Di reviu oleh: dr. Dyandra Parikesit, BMedSc, SpU, FICS
Sirkumsisi (disebut juga sunat atau khitanan) merupakan metode pembedahan untuk membuang prepusium atau kulit khitan yang menutupi kepala penis. Praktik ini sudah ada sejak ribuan tahun yang lalu sebagai bagian dari kebudayaan, kepercayaan, dan keagamaan. Di Indonesia sendiri, praktik ini sudah tidak asing lagi. Praktik sirkumsisi juga sering dikaitkan dengan proses menuju kedewasaan dan proses higienitas. Manfaat dari sirkumsisi juga sangat baik untuk kesehatan. Studi di Amerika menyebutkan bahwa dengan sirkumsisi, infeksi saluran kemih dapat dicegah, penyebaran berbagai virus seperti sifilis dan herpes dapat diturunkan, dan risiko terjadinya kanker penis lebih rendah. Dengan begitu banyak manfaat untuk kesehatan ditambah dengan dasar kepercayaan, sirkumsisi menjadi tindakan yang dianggap umum, baik, dan wajib dijalankan. Namun, sebenarnya kapan waktu yang tepat untuk melakukannya dan apakah semua laki-laki bisa menjalankan sirkumsisi?
Sirkumsisi dilakukan pada berbagai keadaan, tetapi sirkumsisi tidak selalu diperlukan. Keputusan sirkumsisi tidak hanya mempertimbangkan kondisi medis, namun juga sesuai faktor kebudayaan dan keagamaan. Kondisi medis yang wajib memerlukan sirkumsisi adalah fimosis, yakni kondisi ketika kulit prepusium sulit ditarik dan balanopostitis, yakni kondisi kemerahan dan bengkak pada prepusium dan kepala penis. Selain itu, kondisi yang relatif membutuhkan sirkumsisi adalah sebagai berikut:
- pencegahan kanker penis
- pencegahan infeksi menular seksual, terutama HIV
- pencegahan infeksi saluran kemih pada anak laki-laki dengan kelainan perkemihan
Sirkumsisi lebih baik dilakukan pada bayi dan anak kecil laki-laki. Pada bayi dan anak kecil, prosedur sirkumsisi lebih sederhana dan cepat. Risiko komplikasi dan perdarahan juga lebih kecil. Selain itu, waktu penyembuhan lebih cepat dengan hasil lebih baik, yaitu 2 minggu pada bayi, sedangkan 6 minggu atau lebih pada anak besar dan orang dewasa.
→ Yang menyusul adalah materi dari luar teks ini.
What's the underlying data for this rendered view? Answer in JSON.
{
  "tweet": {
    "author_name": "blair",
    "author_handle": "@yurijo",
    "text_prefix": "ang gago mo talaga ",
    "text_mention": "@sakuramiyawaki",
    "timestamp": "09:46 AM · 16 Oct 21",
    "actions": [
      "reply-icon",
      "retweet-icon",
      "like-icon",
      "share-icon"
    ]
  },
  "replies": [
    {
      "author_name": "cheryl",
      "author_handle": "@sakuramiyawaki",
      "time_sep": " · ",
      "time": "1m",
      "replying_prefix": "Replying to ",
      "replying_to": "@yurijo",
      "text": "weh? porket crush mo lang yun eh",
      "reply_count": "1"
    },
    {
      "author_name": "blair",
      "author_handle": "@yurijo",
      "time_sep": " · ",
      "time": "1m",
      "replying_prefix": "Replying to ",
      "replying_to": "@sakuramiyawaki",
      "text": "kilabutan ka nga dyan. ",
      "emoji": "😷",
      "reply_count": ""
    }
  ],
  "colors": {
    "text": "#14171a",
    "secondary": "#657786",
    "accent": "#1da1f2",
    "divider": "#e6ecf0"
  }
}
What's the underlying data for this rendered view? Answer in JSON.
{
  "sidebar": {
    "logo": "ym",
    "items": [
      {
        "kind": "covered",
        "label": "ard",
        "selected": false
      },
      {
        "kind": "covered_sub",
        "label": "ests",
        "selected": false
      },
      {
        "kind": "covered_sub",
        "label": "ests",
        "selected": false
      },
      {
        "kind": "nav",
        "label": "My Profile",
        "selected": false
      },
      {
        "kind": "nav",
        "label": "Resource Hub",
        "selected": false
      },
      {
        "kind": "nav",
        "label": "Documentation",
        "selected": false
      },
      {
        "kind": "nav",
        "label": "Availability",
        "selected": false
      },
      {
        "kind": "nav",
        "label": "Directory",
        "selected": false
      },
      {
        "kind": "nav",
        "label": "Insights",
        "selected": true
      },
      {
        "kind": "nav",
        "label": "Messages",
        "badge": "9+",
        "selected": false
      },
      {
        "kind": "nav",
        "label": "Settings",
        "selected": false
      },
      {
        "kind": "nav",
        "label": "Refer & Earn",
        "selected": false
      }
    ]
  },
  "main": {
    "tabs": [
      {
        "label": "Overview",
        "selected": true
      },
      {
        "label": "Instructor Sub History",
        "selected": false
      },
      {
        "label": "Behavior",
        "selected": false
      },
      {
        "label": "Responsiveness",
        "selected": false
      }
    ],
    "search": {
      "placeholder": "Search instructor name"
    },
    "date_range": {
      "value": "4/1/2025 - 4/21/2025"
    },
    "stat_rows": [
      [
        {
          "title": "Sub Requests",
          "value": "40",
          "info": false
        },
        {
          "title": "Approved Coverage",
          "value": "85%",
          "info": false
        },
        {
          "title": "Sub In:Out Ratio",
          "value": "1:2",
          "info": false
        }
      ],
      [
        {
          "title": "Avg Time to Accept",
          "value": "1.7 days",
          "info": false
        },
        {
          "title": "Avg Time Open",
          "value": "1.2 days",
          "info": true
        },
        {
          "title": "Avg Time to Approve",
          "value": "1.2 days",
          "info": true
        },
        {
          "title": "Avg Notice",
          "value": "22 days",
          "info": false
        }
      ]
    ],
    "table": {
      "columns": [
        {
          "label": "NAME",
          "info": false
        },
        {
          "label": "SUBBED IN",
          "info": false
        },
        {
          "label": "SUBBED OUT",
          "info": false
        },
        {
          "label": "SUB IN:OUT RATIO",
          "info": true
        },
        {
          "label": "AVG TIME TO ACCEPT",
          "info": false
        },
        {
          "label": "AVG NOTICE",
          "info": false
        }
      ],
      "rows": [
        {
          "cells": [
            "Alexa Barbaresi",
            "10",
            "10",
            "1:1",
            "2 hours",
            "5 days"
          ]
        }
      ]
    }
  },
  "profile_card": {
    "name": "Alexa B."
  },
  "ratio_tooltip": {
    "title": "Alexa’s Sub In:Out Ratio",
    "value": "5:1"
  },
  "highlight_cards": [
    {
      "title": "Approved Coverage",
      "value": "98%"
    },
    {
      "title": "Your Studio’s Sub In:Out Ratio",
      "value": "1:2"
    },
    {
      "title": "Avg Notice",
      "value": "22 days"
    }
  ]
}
Beberapa kondisi di mana sirkumsisi tidak dapat dilakukan (perlu dikonsultasikan) dapat dibagi menjadi beberapa kelompok, seperti kondisi anatomi dan kondisi medis. Kondisi anatomi di mana sirkumsisi tidak dapat dilakukan antara lain hipospadia (lubang saluran kemih di bagian bawah penis), chordee (lekukan pada ujung penis), torsio penis, penis yang terpendam (buried penis), dan genitalia yang masih ambigu, termasuk mikropenis (penis sangat kecil). Kondisi medis di mana sirkumsisi tidak dapat dilakukan antara lain anak memiliki kondisi medis tertentu yang membutuhkan monitoring, gangguan perdarahan seperti hemofilia dan trombositopenia, dan gangguan kulit di mana kemungkinan besar luka akan sulit sembuh.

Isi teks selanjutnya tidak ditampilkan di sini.